Kieslowski’s detailed grounding in documentary informs the continuity of surveillance in Dekalog. We watch unwary figures from afar all the time. These moments appear as glimpses in their mundane routines. The seen matter has relatable urgency. We stare through transparent surfaces, slits, oblique and irregular frames. It does not feel like we are stealing access and gaining control over a stranger. Though we must know we are. It seems like a compulsion.
It would be hypocritical to prescribe against passionate spectatorship. Dekalog is an obsessive observation itself.
And that’s why Kieslowski embeds character Artur Barcis in every installment. The mysterious young man witnesses critical story moments from within the scene. He is the eye of the storm. What's his business there? Is he a proxy for the master author? Is he representing the audience as impotent observers? Is he a symbol of unknowable otherness? He stands by with ambiguous expressions and is allowed no dialogue.
Kieslowski’s Dekalog doesn't feel as corrective as the commandments it’s modelled on. It follows and describes the volatile ‘being’ of a body, without judgment.

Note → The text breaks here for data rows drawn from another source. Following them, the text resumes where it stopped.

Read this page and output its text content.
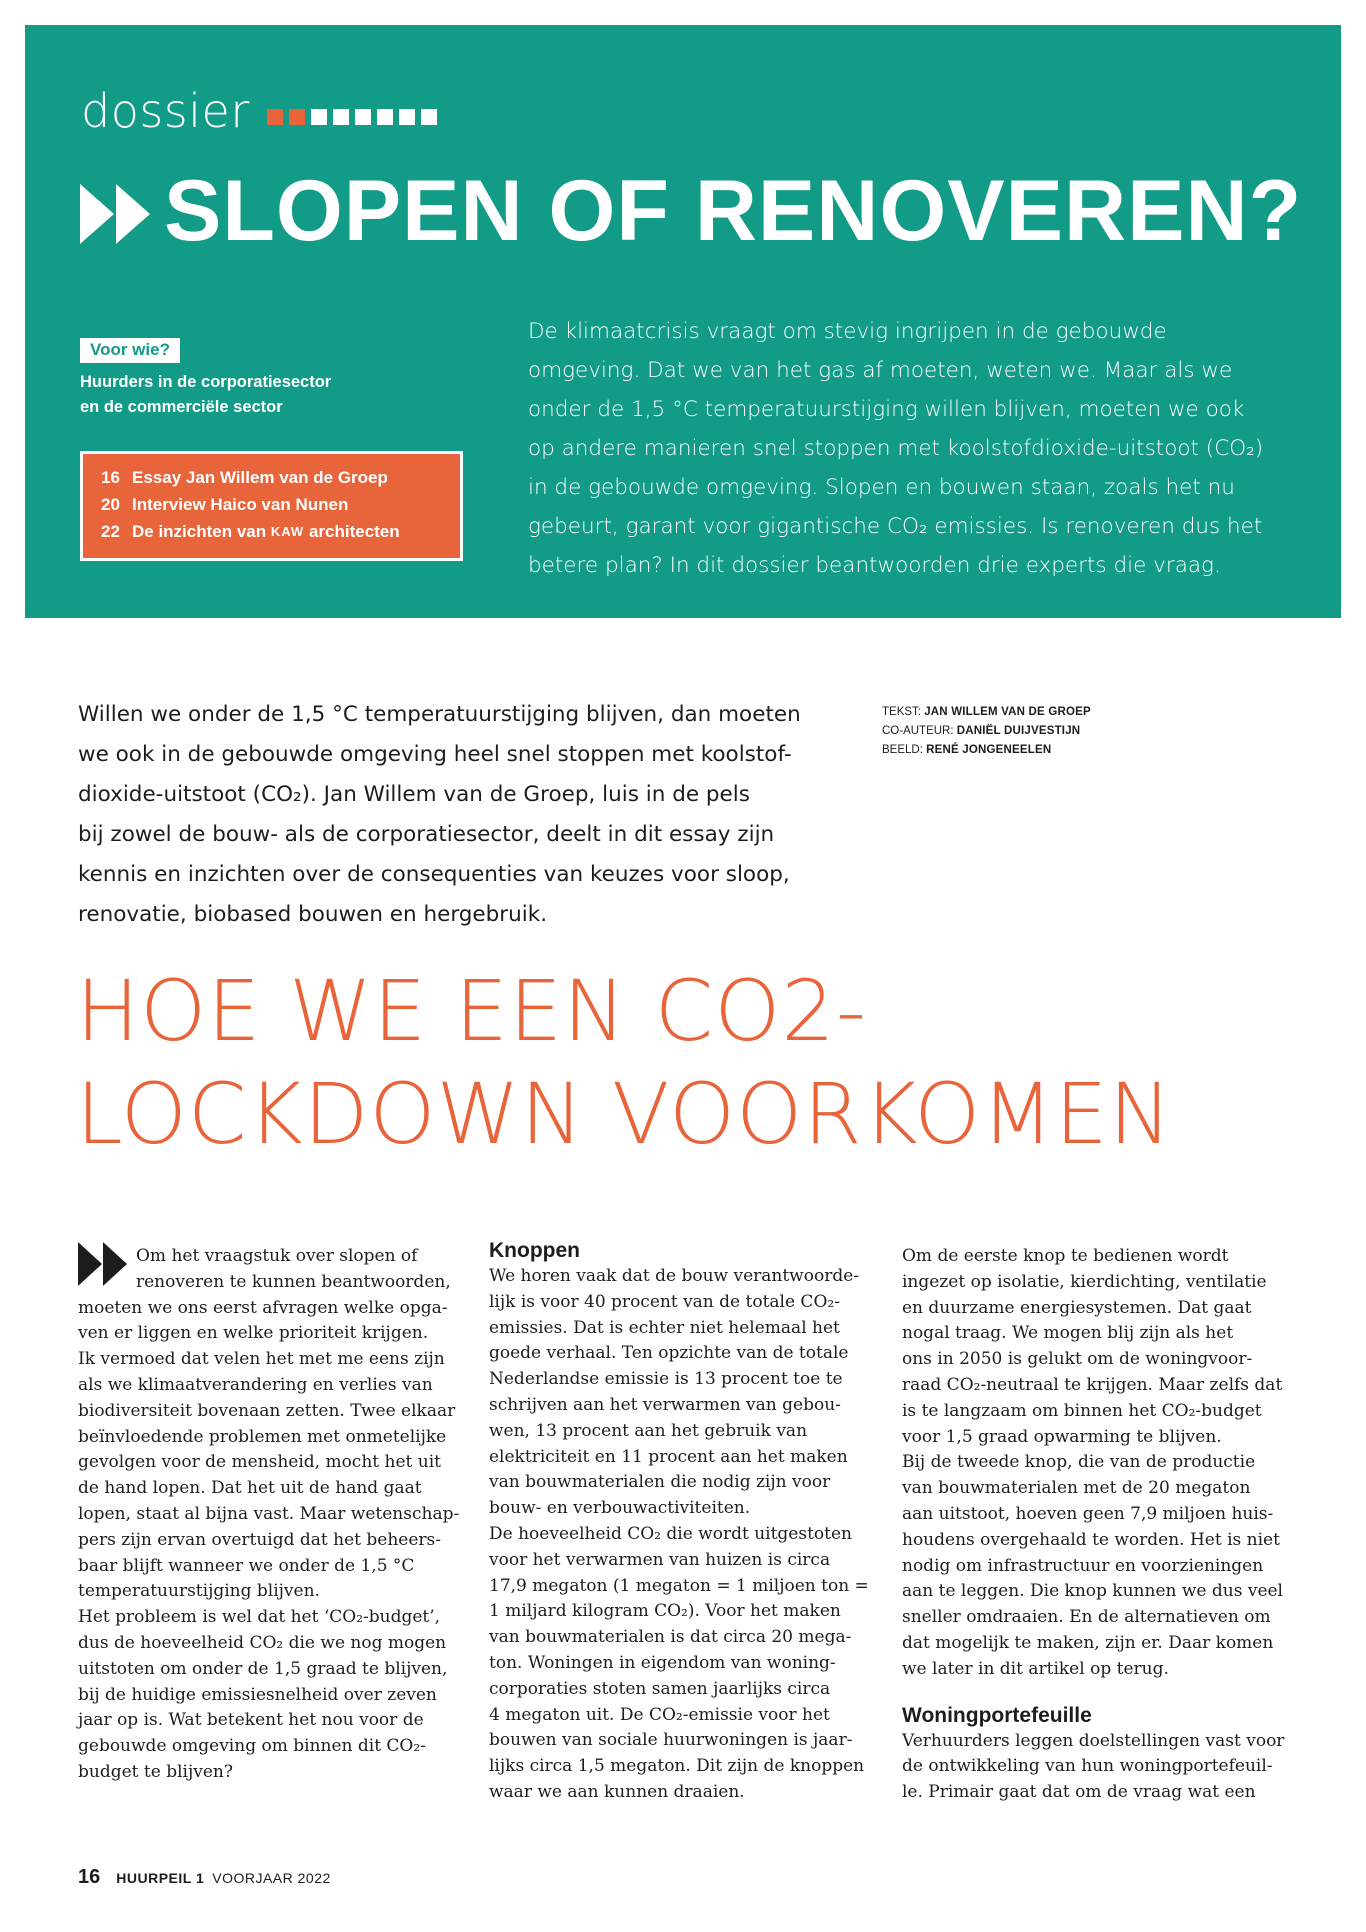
dossier
SLOPEN OF RENOVEREN?
Voor wie?
Huurders in de corporatiesector
en de commerciële sector
16 Essay Jan Willem van de Groep
20 Interview Haico van Nunen
22 De inzichten van KAW architecten
De klimaatcrisis vraagt om stevig ingrijpen in de gebouwde
omgeving. Dat we van het gas af moeten, weten we. Maar als we
onder de 1,5 °C temperatuurstijging willen blijven, moeten we ook
op andere manieren snel stoppen met koolstofdioxide-uitstoot (CO₂)
in de gebouwde omgeving. Slopen en bouwen staan, zoals het nu
gebeurt, garant voor gigantische CO₂ emissies. Is renoveren dus het
betere plan? In dit dossier beantwoorden drie experts die vraag.
Willen we onder de 1,5 °C temperatuurstijging blijven, dan moeten
we ook in de gebouwde omgeving heel snel stoppen met koolstof-
dioxide-uitstoot (CO₂). Jan Willem van de Groep, luis in de pels
bij zowel de bouw- als de corporatiesector, deelt in dit essay zijn
kennis en inzichten over de consequenties van keuzes voor sloop,
renovatie, biobased bouwen en hergebruik.
TEKST: JAN WILLEM VAN DE GROEP
CO-AUTEUR: DANIËL DUIJVESTIJN
BEELD: RENÉ JONGENEELEN
HOE WE EEN CO2-
LOCKDOWN VOORKOMEN
Om het vraagstuk over slopen of
renoveren te kunnen beantwoorden,
moeten we ons eerst afvragen welke opga-
ven er liggen en welke prioriteit krijgen.
Ik vermoed dat velen het met me eens zijn
als we klimaatverandering en verlies van
biodiversiteit bovenaan zetten. Twee elkaar
beïnvloedende problemen met onmetelijke
gevolgen voor de mensheid, mocht het uit
de hand lopen. Dat het uit de hand gaat
lopen, staat al bijna vast. Maar wetenschap-
pers zijn ervan overtuigd dat het beheers-
baar blijft wanneer we onder de 1,5 °C
temperatuurstijging blijven.
Het probleem is wel dat het ‘CO₂-budget’,
dus de hoeveelheid CO₂ die we nog mogen
uitstoten om onder de 1,5 graad te blijven,
bij de huidige emissiesnelheid over zeven
jaar op is. Wat betekent het nou voor de
gebouwde omgeving om binnen dit CO₂-
budget te blijven?
Knoppen
We horen vaak dat de bouw verantwoorde-
lijk is voor 40 procent van de totale CO₂-
emissies. Dat is echter niet helemaal het
goede verhaal. Ten opzichte van de totale
Nederlandse emissie is 13 procent toe te
schrijven aan het verwarmen van gebou-
wen, 13 procent aan het gebruik van
elektriciteit en 11 procent aan het maken
van bouwmaterialen die nodig zijn voor
bouw- en verbouwactiviteiten.
De hoeveelheid CO₂ die wordt uitgestoten
voor het verwarmen van huizen is circa
17,9 megaton (1 megaton = 1 miljoen ton =
1 miljard kilogram CO₂). Voor het maken
van bouwmaterialen is dat circa 20 mega-
ton. Woningen in eigendom van woning-
corporaties stoten samen jaarlijks circa
4 megaton uit. De CO₂-emissie voor het
bouwen van sociale huurwoningen is jaar-
lijks circa 1,5 megaton. Dit zijn de knoppen
waar we aan kunnen draaien.
Om de eerste knop te bedienen wordt
ingezet op isolatie, kierdichting, ventilatie
en duurzame energiesystemen. Dat gaat
nogal traag. We mogen blij zijn als het
ons in 2050 is gelukt om de woningvoor-
raad CO₂-neutraal te krijgen. Maar zelfs dat
is te langzaam om binnen het CO₂-budget
voor 1,5 graad opwarming te blijven.
Bij de tweede knop, die van de productie
van bouwmaterialen met de 20 megaton
aan uitstoot, hoeven geen 7,9 miljoen huis-
houdens overgehaald te worden. Het is niet
nodig om infrastructuur en voorzieningen
aan te leggen. Die knop kunnen we dus veel
sneller omdraaien. En de alternatieven om
dat mogelijk te maken, zijn er. Daar komen
we later in dit artikel op terug.
Woningportefeuille
Verhuurders leggen doelstellingen vast voor
de ontwikkeling van hun woningportefeuil-
le. Primair gaat dat om de vraag wat een
16 HUURPEIL 1 VOORJAAR 2022
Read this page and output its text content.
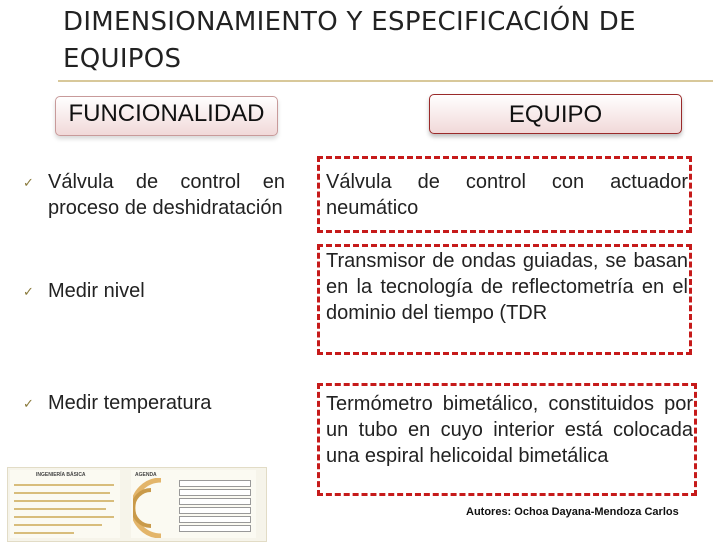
DIMENSIONAMIENTO Y ESPECIFICACIÓN DE EQUIPOS
FUNCIONALIDAD	EQUIPO
✓ Válvula de control en proceso de deshidratación
✓ Medir nivel
✓ Medir temperatura
Válvula de control con actuador neumático
Transmisor de ondas guiadas, se basan en la tecnología de reflectometría en el dominio del tiempo (TDR
Termómetro bimetálico, constituidos por un tubo en cuyo interior está colocada una espiral helicoidal bimetálica
INGENIERÍA BÁSICA	AGENDA
Autores: Ochoa Dayana-Mendoza Carlos
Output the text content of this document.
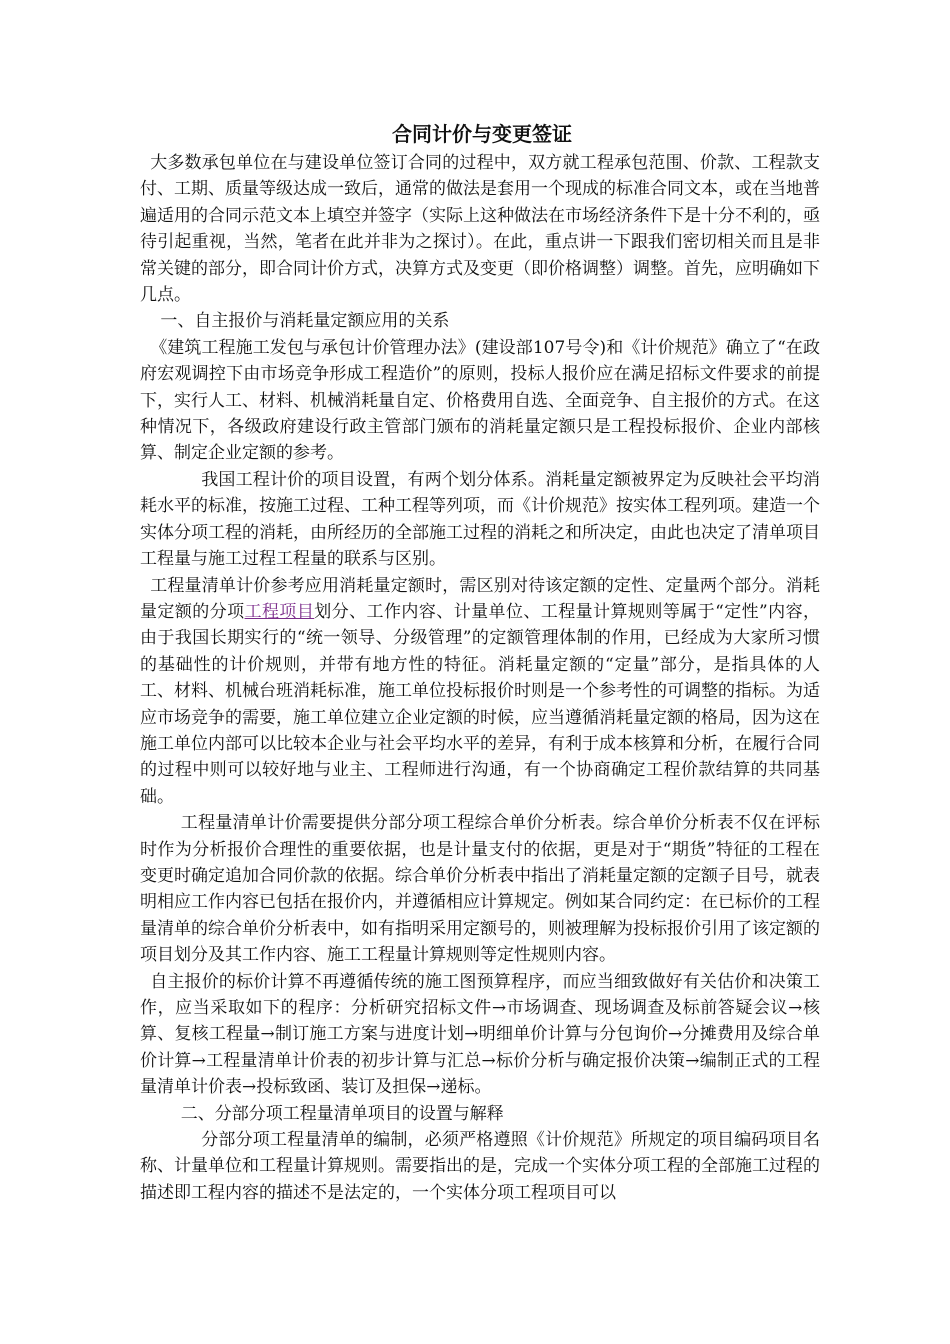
合同计价与变更签证

大多数承包单位在与建设单位签订合同的过程中，双方就工程承包范围、价款、工程款支付、工期、质量等级达成一致后，通常的做法是套用一个现成的标准合同文本，或在当地普遍适用的合同示范文本上填空并签字（实际上这种做法在市场经济条件下是十分不利的，亟待引起重视，当然，笔者在此并非为之探讨）。在此，重点讲一下跟我们密切相关而且是非常关键的部分，即合同计价方式，决算方式及变更（即价格调整）调整。首先，应明确如下几点。

一、自主报价与消耗量定额应用的关系

《建筑工程施工发包与承包计价管理办法》(建设部107号令)和《计价规范》确立了“在政府宏观调控下由市场竞争形成工程造价”的原则，投标人报价应在满足招标文件要求的前提下，实行人工、材料、机械消耗量自定、价格费用自选、全面竞争、自主报价的方式。在这种情况下，各级政府建设行政主管部门颁布的消耗量定额只是工程投标报价、企业内部核算、制定企业定额的参考。

我国工程计价的项目设置，有两个划分体系。消耗量定额被界定为反映社会平均消耗水平的标准，按施工过程、工种工程等列项，而《计价规范》按实体工程列项。建造一个实体分项工程的消耗，由所经历的全部施工过程的消耗之和所决定，由此也决定了清单项目工程量与施工过程工程量的联系与区别。

工程量清单计价参考应用消耗量定额时，需区别对待该定额的定性、定量两个部分。消耗量定额的分项工程项目划分、工作内容、计量单位、工程量计算规则等属于“定性”内容，由于我国长期实行的“统一领导、分级管理”的定额管理体制的作用，已经成为大家所习惯的基础性的计价规则，并带有地方性的特征。消耗量定额的“定量”部分，是指具体的人工、材料、机械台班消耗标准，施工单位投标报价时则是一个参考性的可调整的指标。为适应市场竞争的需要，施工单位建立企业定额的时候，应当遵循消耗量定额的格局，因为这在施工单位内部可以比较本企业与社会平均水平的差异，有利于成本核算和分析，在履行合同的过程中则可以较好地与业主、工程师进行沟通，有一个协商确定工程价款结算的共同基础。

工程量清单计价需要提供分部分项工程综合单价分析表。综合单价分析表不仅在评标时作为分析报价合理性的重要依据，也是计量支付的依据，更是对于“期货”特征的工程在变更时确定追加合同价款的依据。综合单价分析表中指出了消耗量定额的定额子目号，就表明相应工作内容已包括在报价内，并遵循相应计算规定。例如某合同约定：在已标价的工程量清单的综合单价分析表中，如有指明采用定额号的，则被理解为投标报价引用了该定额的项目划分及其工作内容、施工工程量计算规则等定性规则内容。

自主报价的标价计算不再遵循传统的施工图预算程序，而应当细致做好有关估价和决策工作，应当采取如下的程序：分析研究招标文件→市场调查、现场调查及标前答疑会议→核算、复核工程量→制订施工方案与进度计划→明细单价计算与分包询价→分摊费用及综合单价计算→工程量清单计价表的初步计算与汇总→标价分析与确定报价决策→编制正式的工程量清单计价表→投标致函、装订及担保→递标。

二、分部分项工程量清单项目的设置与解释

分部分项工程量清单的编制，必须严格遵照《计价规范》所规定的项目编码项目名称、计量单位和工程量计算规则。需要指出的是，完成一个实体分项工程的全部施工过程的描述即工程内容的描述不是法定的，一个实体分项工程项目可以
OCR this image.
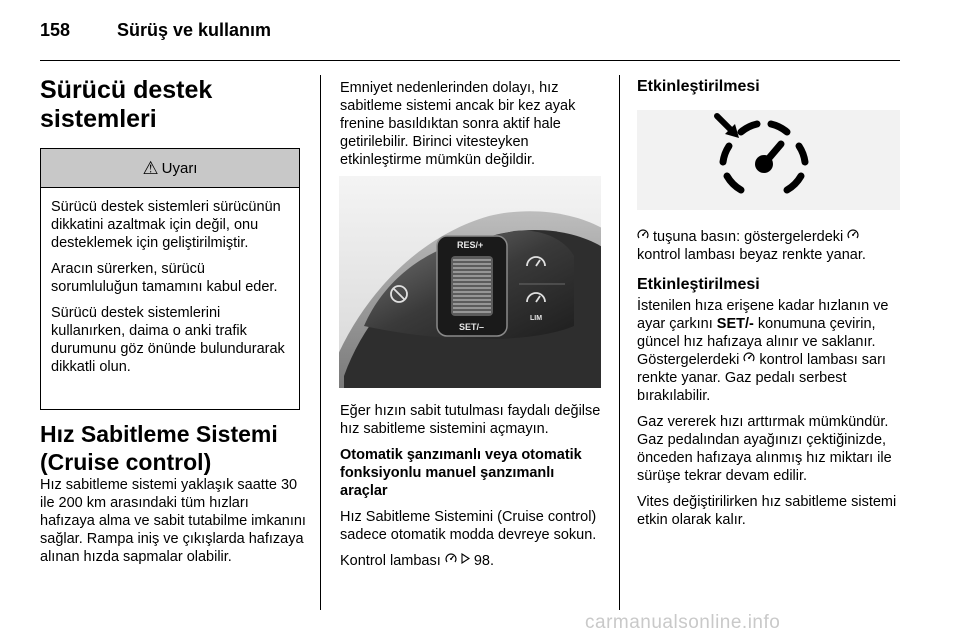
158	Sürüş ve kullanım
Sürücü destek
sistemleri
⚠ Uyarı

Sürücü destek sistemleri sürücünün dikkatini azaltmak için değil, onu desteklemek için geliştirilmiştir.

Aracın sürerken, sürücü sorumluluğun tamamını kabul eder.

Sürücü destek sistemlerini kullanırken, daima o anki trafik durumunu göz önünde bulundurarak dikkatli olun.

Hız Sabitleme Sistemi
(Cruise control)

Hız sabitleme sistemi yaklaşık saatte 30 ile 200 km arasındaki tüm hızları hafızaya alma ve sabit tutabilme imkanını sağlar. Rampa iniş ve çıkışlarda hafızaya alınan hızda sapmalar olabilir.

Emniyet nedenlerinden dolayı, hız sabitleme sistemi ancak bir kez ayak frenine basıldıktan sonra aktif hale getirilebilir. Birinci vitesteyken etkinleştirme mümkün değildir.

RES/+
SET/–
LIM

Eğer hızın sabit tutulması faydalı değilse hız sabitleme sistemini açmayın.

Otomatik şanzımanlı veya otomatik fonksiyonlu manuel şanzımanlı araçlar

Hız Sabitleme Sistemini (Cruise control) sadece otomatik modda devreye sokun.

Kontrol lambası 98.

Etkinleştirilmesi

tuşuna basın: göstergelerdeki  kontrol lambası beyaz renkte yanar.

Etkinleştirilmesi

İstenilen hıza erişene kadar hızlanın ve ayar çarkını SET/- konumuna çevirin, güncel hız hafızaya alınır ve saklanır. Göstergelerdeki kontrol lambası sarı renkte yanar. Gaz pedalı serbest bırakılabilir.

Gaz vererek hızı arttırmak mümkündür. Gaz pedalından ayağınızı çektiğinizde, önceden hafızaya alınmış hız miktarı ile sürüşe tekrar devam edilir.

Vites değiştirilirken hız sabitleme sistemi etkin olarak kalır.

carmanualsonline.info
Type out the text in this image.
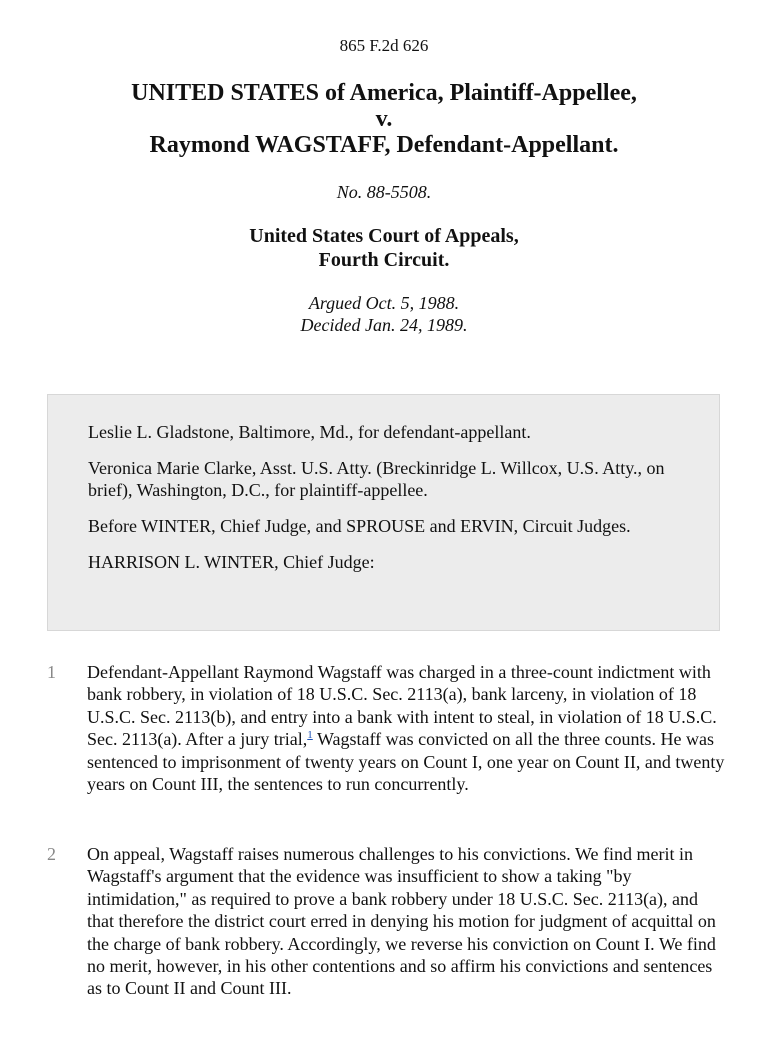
865 F.2d 626
UNITED STATES of America, Plaintiff-Appellee,
v.
Raymond WAGSTAFF, Defendant-Appellant.
No. 88-5508.
United States Court of Appeals,
Fourth Circuit.
Argued Oct. 5, 1988.
Decided Jan. 24, 1989.

Leslie L. Gladstone, Baltimore, Md., for defendant-appellant.

Veronica Marie Clarke, Asst. U.S. Atty. (Breckinridge L. Willcox, U.S. Atty., on brief), Washington, D.C., for plaintiff-appellee.

Before WINTER, Chief Judge, and SPROUSE and ERVIN, Circuit Judges.

HARRISON L. WINTER, Chief Judge:

1	Defendant-Appellant Raymond Wagstaff was charged in a three-count indictment with bank robbery, in violation of 18 U.S.C. Sec. 2113(a), bank larceny, in violation of 18 U.S.C. Sec. 2113(b), and entry into a bank with intent to steal, in violation of 18 U.S.C. Sec. 2113(a). After a jury trial,$^1$ Wagstaff was convicted on all the three counts. He was sentenced to imprisonment of twenty years on Count I, one year on Count II, and twenty years on Count III, the sentences to run concurrently.
2	On appeal, Wagstaff raises numerous challenges to his convictions. We find merit in Wagstaff's argument that the evidence was insufficient to show a taking "by intimidation," as required to prove a bank robbery under 18 U.S.C. Sec. 2113(a), and that therefore the district court erred in denying his motion for judgment of acquittal on the charge of bank robbery. Accordingly, we reverse his conviction on Count I. We find no merit, however, in his other contentions and so affirm his convictions and sentences as to Count II and Count III.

We inhabit pleasurable delusions of abandon. They are not shameful lessons. Episode III might be my favourite cinematic portrayal of useless, fanciful adventure. Ewa confesses to Janusz, “there’s been a few lies today.” There’s something human about wanting what’s impossible and pretending, for a while, that it will materialize. Kieslowski's project preserves accounts of everyday souls more than it advocates ways to live.
This series is reminiscent of a balanced short story collection. The freedom of different cinematographers affords a rich mix of tones. The vignettes are efficient and cogent. The whole work provides uplifting and plaintive conclusions. The episodes end like weighted short stories: after the plane has begun nosediving. There is always more than one character who will confront the complex problems in the aftermath. It’s hard to imagine a TV series like The Wire without this precedent.
The moral mess that we’ve spectated is salutary. This point of no return, which might become catharsis, seems key to Kieslowski’s enterprise. The stories bring difficult losses of innocence and even material sacrifice. The community of relations must confront what was hidden to heal and grow together. Greater openness for their future is the only consolation. Dekalog testifies to human confusion and the unavoidable collisions of fate. It is not urging virtues or spiritual cleanliness. So what does this portrayal of sin do? It enlightens. It pries open your outlook and makes you empathise with being.
You exit the cinema for intermission and the first thing you see is a Criterion Dekalog poster in the lobby. It shows a cluster of ten black boxes printed, uncannily, like a crossword. But is this appearance a coincidence or just confirmation bias? Or maybe you’ve somehow observed this poster already and it’s only now registering? Or is it supposed to be a neo-crucifix or a misshapen tetris piece? This association of boxes is the luring complex of the film.